Death Row Inmate Fights Execution Protocol
KANSAS CITY, Mo. (CN) - A convicted killer's execution this month "will almost inevitably lead to a bloody, prolonged and excruciating execution because of substantial risks unique to "the condemned man, he claims in a federal lawsuit.
Russell Bucklew seeks an emergency injunction against the Missouri Department of Corrections.
Missouri's execution procedures are similar to Oklahoma's whose botched execution of a Clayton Lockett last month caused an international furor. It took Lockett 30 minutes to die, writhing, of a heart attack.
Bucklew was convicted in 1997 of first-degree murder, kidnapping, first-degree burglary, rape and armed criminal action. He shot Michael Sanders to death and then kidnapped his ex-girlfriend and raped her before being wounded in a shootout with police.
Later, Bucklew escaped from prison and attacked his ex-girlfriend's mother with a hammer. A prosecutor called Bucklew "a homicidal Energizer bunny" because of his persistence in going after his victims, the Southeast Missourian reported.

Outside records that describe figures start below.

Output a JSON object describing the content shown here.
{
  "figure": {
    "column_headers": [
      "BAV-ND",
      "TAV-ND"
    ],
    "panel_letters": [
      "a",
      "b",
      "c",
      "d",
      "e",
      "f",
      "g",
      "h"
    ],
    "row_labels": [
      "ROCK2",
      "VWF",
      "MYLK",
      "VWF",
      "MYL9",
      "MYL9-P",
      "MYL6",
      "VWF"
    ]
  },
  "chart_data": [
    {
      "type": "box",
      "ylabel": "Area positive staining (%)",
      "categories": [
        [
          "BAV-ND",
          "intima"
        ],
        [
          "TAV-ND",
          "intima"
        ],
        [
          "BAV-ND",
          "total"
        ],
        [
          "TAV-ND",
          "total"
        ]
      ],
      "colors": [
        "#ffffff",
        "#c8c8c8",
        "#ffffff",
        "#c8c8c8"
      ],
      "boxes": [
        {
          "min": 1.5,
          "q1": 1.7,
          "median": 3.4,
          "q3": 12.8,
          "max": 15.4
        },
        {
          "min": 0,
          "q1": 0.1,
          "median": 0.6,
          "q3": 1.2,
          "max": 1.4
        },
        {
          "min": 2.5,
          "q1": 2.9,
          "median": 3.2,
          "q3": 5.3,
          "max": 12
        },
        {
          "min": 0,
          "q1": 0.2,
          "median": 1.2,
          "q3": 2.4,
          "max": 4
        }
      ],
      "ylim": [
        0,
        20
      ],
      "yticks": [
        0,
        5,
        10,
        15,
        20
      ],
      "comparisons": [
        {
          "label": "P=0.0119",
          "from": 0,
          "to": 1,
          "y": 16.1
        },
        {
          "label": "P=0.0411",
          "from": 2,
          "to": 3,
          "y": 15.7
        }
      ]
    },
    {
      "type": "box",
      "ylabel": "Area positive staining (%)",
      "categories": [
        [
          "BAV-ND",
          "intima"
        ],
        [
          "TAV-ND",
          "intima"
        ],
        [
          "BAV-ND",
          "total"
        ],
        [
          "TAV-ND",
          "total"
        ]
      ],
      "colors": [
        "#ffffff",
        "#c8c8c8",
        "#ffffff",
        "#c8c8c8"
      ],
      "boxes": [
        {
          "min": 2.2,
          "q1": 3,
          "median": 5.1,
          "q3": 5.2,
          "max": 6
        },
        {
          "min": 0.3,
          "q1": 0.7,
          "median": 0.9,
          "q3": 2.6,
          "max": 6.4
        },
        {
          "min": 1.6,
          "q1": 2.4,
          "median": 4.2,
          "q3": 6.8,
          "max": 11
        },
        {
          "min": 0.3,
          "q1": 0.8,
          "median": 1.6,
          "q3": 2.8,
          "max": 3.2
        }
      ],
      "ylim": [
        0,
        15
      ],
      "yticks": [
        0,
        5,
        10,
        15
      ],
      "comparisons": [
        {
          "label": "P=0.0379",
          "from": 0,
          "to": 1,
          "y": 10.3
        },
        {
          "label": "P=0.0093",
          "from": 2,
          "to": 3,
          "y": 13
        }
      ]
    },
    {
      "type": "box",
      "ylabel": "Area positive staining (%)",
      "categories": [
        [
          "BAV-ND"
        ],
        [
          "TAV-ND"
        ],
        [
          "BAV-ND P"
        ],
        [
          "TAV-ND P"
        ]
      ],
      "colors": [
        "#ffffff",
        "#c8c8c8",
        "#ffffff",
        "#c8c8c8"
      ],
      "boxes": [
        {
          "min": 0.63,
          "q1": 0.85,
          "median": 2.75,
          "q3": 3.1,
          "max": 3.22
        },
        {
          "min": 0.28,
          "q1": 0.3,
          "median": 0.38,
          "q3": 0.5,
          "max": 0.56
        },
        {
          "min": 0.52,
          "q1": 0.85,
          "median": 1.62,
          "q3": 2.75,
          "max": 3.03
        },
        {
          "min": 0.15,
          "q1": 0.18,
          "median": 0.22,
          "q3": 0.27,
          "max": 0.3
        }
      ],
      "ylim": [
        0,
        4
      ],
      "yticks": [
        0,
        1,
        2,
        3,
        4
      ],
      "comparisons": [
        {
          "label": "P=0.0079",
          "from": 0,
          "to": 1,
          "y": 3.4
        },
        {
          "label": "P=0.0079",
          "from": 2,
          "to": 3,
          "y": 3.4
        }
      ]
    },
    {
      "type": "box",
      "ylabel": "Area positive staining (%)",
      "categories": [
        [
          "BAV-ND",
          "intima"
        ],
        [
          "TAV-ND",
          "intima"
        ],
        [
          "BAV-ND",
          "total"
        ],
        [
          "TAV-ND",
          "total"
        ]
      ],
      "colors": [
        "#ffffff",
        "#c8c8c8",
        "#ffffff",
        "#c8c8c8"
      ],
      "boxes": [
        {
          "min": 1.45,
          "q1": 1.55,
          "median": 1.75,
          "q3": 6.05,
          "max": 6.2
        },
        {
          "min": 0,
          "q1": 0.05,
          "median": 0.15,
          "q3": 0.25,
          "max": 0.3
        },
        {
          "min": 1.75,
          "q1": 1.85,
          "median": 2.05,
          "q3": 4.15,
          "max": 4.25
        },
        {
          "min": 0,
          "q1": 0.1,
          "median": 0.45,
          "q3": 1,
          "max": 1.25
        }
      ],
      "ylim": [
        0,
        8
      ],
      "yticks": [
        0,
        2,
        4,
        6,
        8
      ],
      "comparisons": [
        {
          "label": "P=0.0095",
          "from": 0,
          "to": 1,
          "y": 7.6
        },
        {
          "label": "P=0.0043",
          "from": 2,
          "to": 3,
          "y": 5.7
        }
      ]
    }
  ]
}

In his lawsuit, Bucklew claims he has a vascular tumor that will cause extreme pain and suffering, violating his Eighth Amendment rights, if he is executed by lethal injection on May 21.
"The size of Mr. Bucklew's tumor and the weakness of his distended vessels create a very substantial risk that he will suffer excruciating, even tortuous pain during an execution," the complaint states.

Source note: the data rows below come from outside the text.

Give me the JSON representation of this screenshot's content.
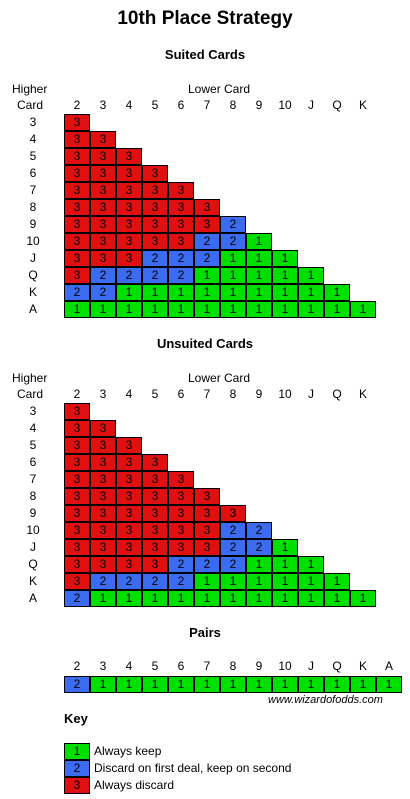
{
  "title": "10th Place Strategy",
  "colors": {
    "1": "#00e000",
    "2": "#3b6cf0",
    "3": "#e01010"
  },
  "suited": {
    "heading": "Suited Cards",
    "higher_label_1": "Higher",
    "higher_label_2": "Card",
    "lower_label": "Lower Card",
    "columns": [
      "2",
      "3",
      "4",
      "5",
      "6",
      "7",
      "8",
      "9",
      "10",
      "J",
      "Q",
      "K"
    ],
    "rows": [
      {
        "label": "3",
        "cells": [
          "3"
        ]
      },
      {
        "label": "4",
        "cells": [
          "3",
          "3"
        ]
      },
      {
        "label": "5",
        "cells": [
          "3",
          "3",
          "3"
        ]
      },
      {
        "label": "6",
        "cells": [
          "3",
          "3",
          "3",
          "3"
        ]
      },
      {
        "label": "7",
        "cells": [
          "3",
          "3",
          "3",
          "3",
          "3"
        ]
      },
      {
        "label": "8",
        "cells": [
          "3",
          "3",
          "3",
          "3",
          "3",
          "3"
        ]
      },
      {
        "label": "9",
        "cells": [
          "3",
          "3",
          "3",
          "3",
          "3",
          "3",
          "2"
        ]
      },
      {
        "label": "10",
        "cells": [
          "3",
          "3",
          "3",
          "3",
          "3",
          "2",
          "2",
          "1"
        ]
      },
      {
        "label": "J",
        "cells": [
          "3",
          "3",
          "3",
          "2",
          "2",
          "2",
          "1",
          "1",
          "1"
        ]
      },
      {
        "label": "Q",
        "cells": [
          "3",
          "2",
          "2",
          "2",
          "2",
          "1",
          "1",
          "1",
          "1",
          "1"
        ]
      },
      {
        "label": "K",
        "cells": [
          "2",
          "2",
          "1",
          "1",
          "1",
          "1",
          "1",
          "1",
          "1",
          "1",
          "1"
        ]
      },
      {
        "label": "A",
        "cells": [
          "1",
          "1",
          "1",
          "1",
          "1",
          "1",
          "1",
          "1",
          "1",
          "1",
          "1",
          "1"
        ]
      }
    ]
  },
  "unsuited": {
    "heading": "Unsuited Cards",
    "higher_label_1": "Higher",
    "higher_label_2": "Card",
    "lower_label": "Lower Card",
    "columns": [
      "2",
      "3",
      "4",
      "5",
      "6",
      "7",
      "8",
      "9",
      "10",
      "J",
      "Q",
      "K"
    ],
    "rows": [
      {
        "label": "3",
        "cells": [
          "3"
        ]
      },
      {
        "label": "4",
        "cells": [
          "3",
          "3"
        ]
      },
      {
        "label": "5",
        "cells": [
          "3",
          "3",
          "3"
        ]
      },
      {
        "label": "6",
        "cells": [
          "3",
          "3",
          "3",
          "3"
        ]
      },
      {
        "label": "7",
        "cells": [
          "3",
          "3",
          "3",
          "3",
          "3"
        ]
      },
      {
        "label": "8",
        "cells": [
          "3",
          "3",
          "3",
          "3",
          "3",
          "3"
        ]
      },
      {
        "label": "9",
        "cells": [
          "3",
          "3",
          "3",
          "3",
          "3",
          "3",
          "3"
        ]
      },
      {
        "label": "10",
        "cells": [
          "3",
          "3",
          "3",
          "3",
          "3",
          "3",
          "2",
          "2"
        ]
      },
      {
        "label": "J",
        "cells": [
          "3",
          "3",
          "3",
          "3",
          "3",
          "3",
          "2",
          "2",
          "1"
        ]
      },
      {
        "label": "Q",
        "cells": [
          "3",
          "3",
          "3",
          "3",
          "2",
          "2",
          "2",
          "1",
          "1",
          "1"
        ]
      },
      {
        "label": "K",
        "cells": [
          "3",
          "2",
          "2",
          "2",
          "2",
          "1",
          "1",
          "1",
          "1",
          "1",
          "1"
        ]
      },
      {
        "label": "A",
        "cells": [
          "2",
          "1",
          "1",
          "1",
          "1",
          "1",
          "1",
          "1",
          "1",
          "1",
          "1",
          "1"
        ]
      }
    ]
  },
  "pairs": {
    "heading": "Pairs",
    "columns": [
      "2",
      "3",
      "4",
      "5",
      "6",
      "7",
      "8",
      "9",
      "10",
      "J",
      "Q",
      "K",
      "A"
    ],
    "cells": [
      "2",
      "1",
      "1",
      "1",
      "1",
      "1",
      "1",
      "1",
      "1",
      "1",
      "1",
      "1",
      "1"
    ]
  },
  "credit": "www.wizardofodds.com",
  "key": {
    "heading": "Key",
    "items": [
      {
        "value": "1",
        "text": "Always keep"
      },
      {
        "value": "2",
        "text": "Discard on first deal, keep on second"
      },
      {
        "value": "3",
        "text": "Always discard"
      }
    ]
  }
}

"Because the vascular tumor partially obstructs Mr. Bucklew's airway, he is at high risk of choking during an execution, particularly if distended vessels in his mouth or throat rupture and bleed. This will cause gasping and coughing that Mr. Bucklew will experience as suffocation.

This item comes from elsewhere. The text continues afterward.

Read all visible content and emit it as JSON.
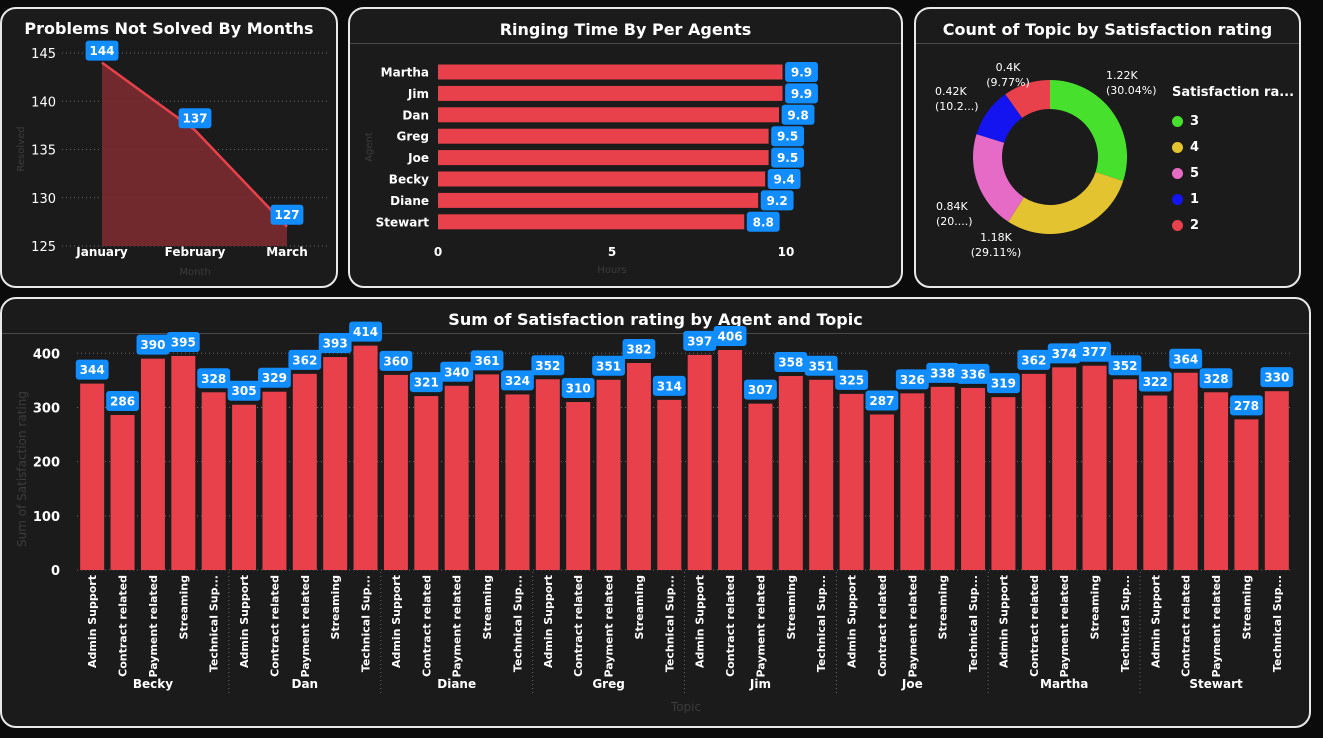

"There is also a grave risk that, because of Mr. Bucklew's severe vascular malformations, the lethal drug will not circulate as intended, delaying the suppression of the central nervous system and prolonging the execution - which will likely cause excruciating pain to Mr. Bucklew. These risks are heightened by the use of a compounded drug, pentobarbital, in the absence of any disclosure about the drug's safety, purity and potency. In fact, the Department of Corrections will not even confirm whether the drug is subject to any laboratory testing whatsoever."
Bucklew claims the state has no protocol for executing a prisoner with a complex medical condition such as his, and that a qualified physician should be in the chamber for the sole purpose of reviving him if the execution is not successful.
Bucklew's 28-page lawsuit cites Oklahoma's botch execution of Clayton Lockett on April 29, after which the state called off the execution of a man who also was to die that day.
Bucklew's execution would be the sixth in as many months in Missouri, since the use of pentobarbital was approved. Previously, prisoners unsuccessfully challenged the state's execution protocol citing the secrecy around where the state was getting the pentobarbital. Bucklew is the first prisoner to argue that a health condition could complicate the execution.
None of the inmates reportedly had discomfort in previous five executions.
Bucklew is represented by Cheryl A. Pilate of Morgan Pilate.